Denn wir sind überzeugt, dass nur mit der direkten Beteiligung der Sportler das olympische Feuer in den Herzen der Menschen auch nach dem Ende der Weltspiele weiter lodert.

Fotos: Special Olympics

Sven Albrecht studierte Diplom-Pädagogik und Sport an der Christian-Albrechts-Universität in seiner Heimatstadt Kiel (Schleswig-Holstein). Bereits mit sieben Jahren kam er erstmals im Sport in Kontakt mit Menschen mit geistigen Behinderungen.
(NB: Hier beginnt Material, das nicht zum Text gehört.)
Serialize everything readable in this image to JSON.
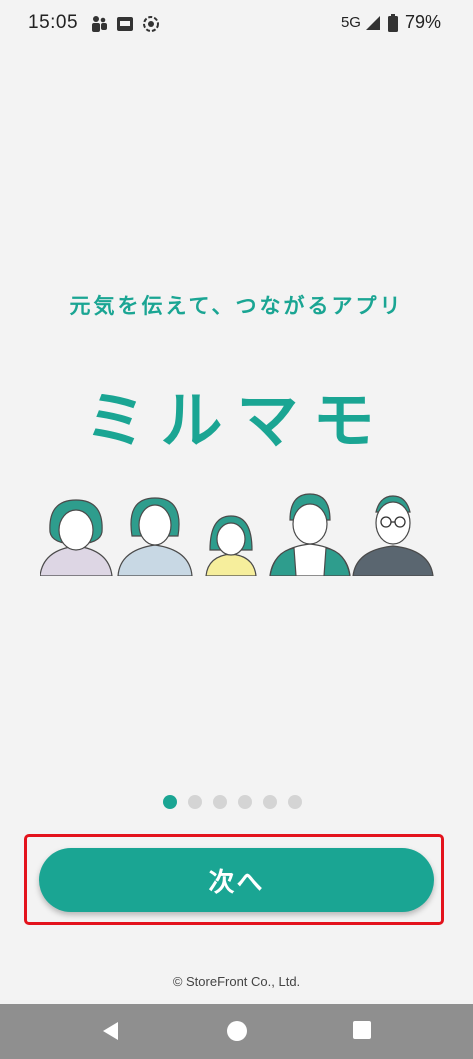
{
  "status_bar": {
    "time": "15:05",
    "network": "5G",
    "battery_percent": "79%",
    "icons": [
      "teams-icon",
      "app-icon",
      "screen-record-icon",
      "signal-icon",
      "battery-icon"
    ]
  },
  "main": {
    "tagline": "元気を伝えて、つながるアプリ",
    "app_name": "ミルマモ",
    "pager": {
      "total": 6,
      "active_index": 0
    },
    "next_button_label": "次へ",
    "copyright": "© StoreFront Co., Ltd."
  },
  "colors": {
    "accent": "#1aa593",
    "highlight": "#e3121c",
    "background": "#f3f3f3",
    "nav_bar": "#8f8f8f"
  },
  "nav_bar": {
    "icons": [
      "back-icon",
      "home-icon",
      "recents-icon"
    ]
  }
}
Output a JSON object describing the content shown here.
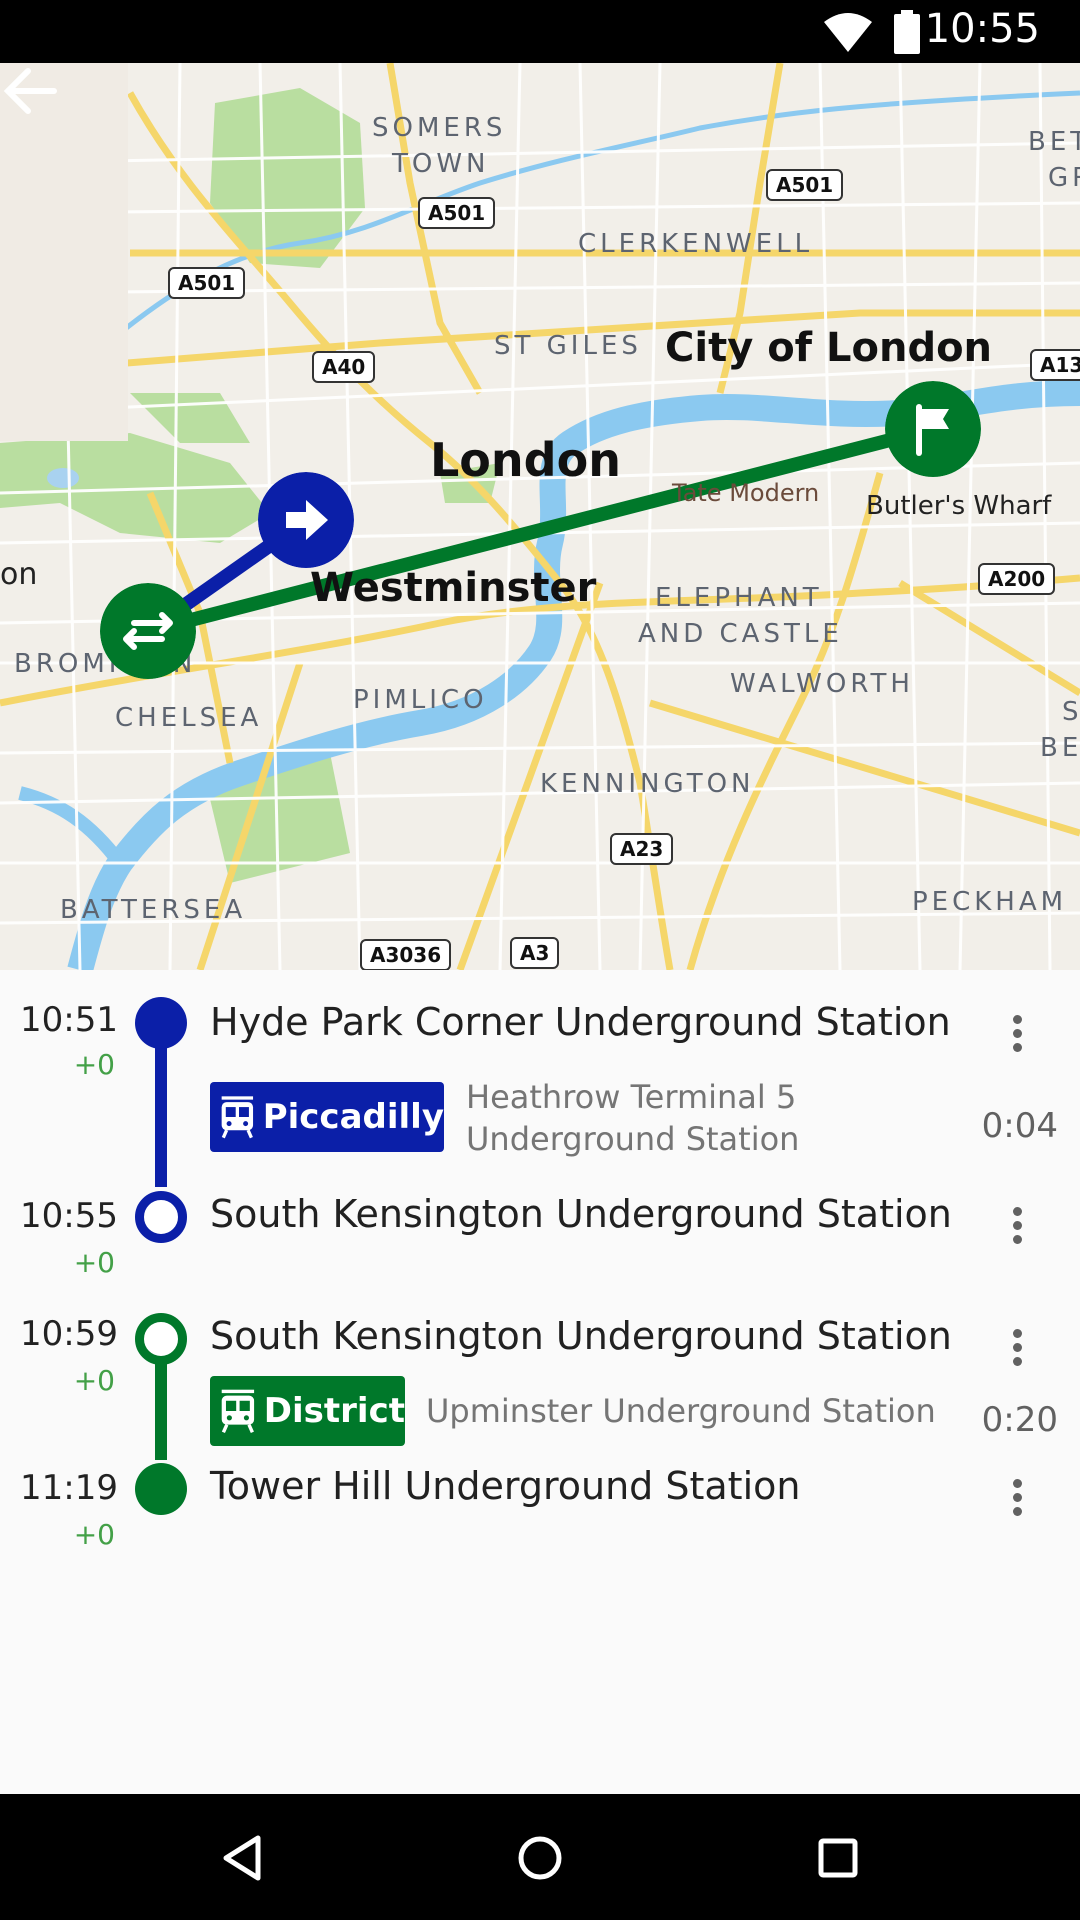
{
  "status_bar": {
    "time": "10:55"
  },
  "map": {
    "labels": {
      "somers": "SOMERS",
      "town": "TOWN",
      "clerkenwell": "CLERKENWELL",
      "st_giles": "ST GILES",
      "city_of_london": "City of London",
      "london": "London",
      "westminster": "Westminster",
      "tate_modern": "Tate Modern",
      "butlers_wharf": "Butler's Wharf",
      "elephant": "ELEPHANT",
      "and_castle": "AND CASTLE",
      "walworth": "WALWORTH",
      "pimlico": "PIMLICO",
      "chelsea": "CHELSEA",
      "brompton": "BROMPTON",
      "kennington": "KENNINGTON",
      "battersea": "BATTERSEA",
      "peckham": "PECKHAM",
      "bet": "BET",
      "gr": "GR",
      "bern": "BERN",
      "s": "S",
      "on": "on"
    },
    "road_shields": {
      "a501_1": "A501",
      "a501_2": "A501",
      "a501_3": "A501",
      "a40": "A40",
      "a13": "A13",
      "a200": "A200",
      "a23": "A23",
      "a3036": "A3036",
      "a3": "A3"
    },
    "colors": {
      "piccadilly": "#0b1fa8",
      "district": "#00782a"
    }
  },
  "trip": {
    "legs": [
      {
        "line": "Piccadilly",
        "headsign": [
          "Heathrow Terminal 5",
          "Underground Station"
        ],
        "duration": "0:04",
        "from": {
          "time": "10:51",
          "delay": "+0",
          "name": "Hyde Park Corner Underground Station"
        },
        "to": {
          "time": "10:55",
          "delay": "+0",
          "name": "South Kensington Underground Station"
        }
      },
      {
        "line": "District",
        "headsign": [
          "Upminster Underground Station"
        ],
        "duration": "0:20",
        "from": {
          "time": "10:59",
          "delay": "+0",
          "name": "South Kensington Underground Station"
        },
        "to": {
          "time": "11:19",
          "delay": "+0",
          "name": "Tower Hill Underground Station"
        }
      }
    ]
  }
}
Seit 2003 ist er für Special Olympics Deutschland tätig und seit 2010 Bundesgeschäftsführer des Verbandes.

Mark Solomeyer aus Bad Ems (Rheinland-Pfalz) ist seit 2014 Athletensprecher und Mitglied im Präsidium von Special Olympics Deutschland. Der ehemalige Badminton-Spieler setzt sich – auch über den Sport hinaus – für die gleichberechtigte Teilhabe von Menschen mit Behinderung ein. Bei den Special Olympics Weltspielen 2007 in Shanghai gewann er je eine Gold- und Bronzemdaille.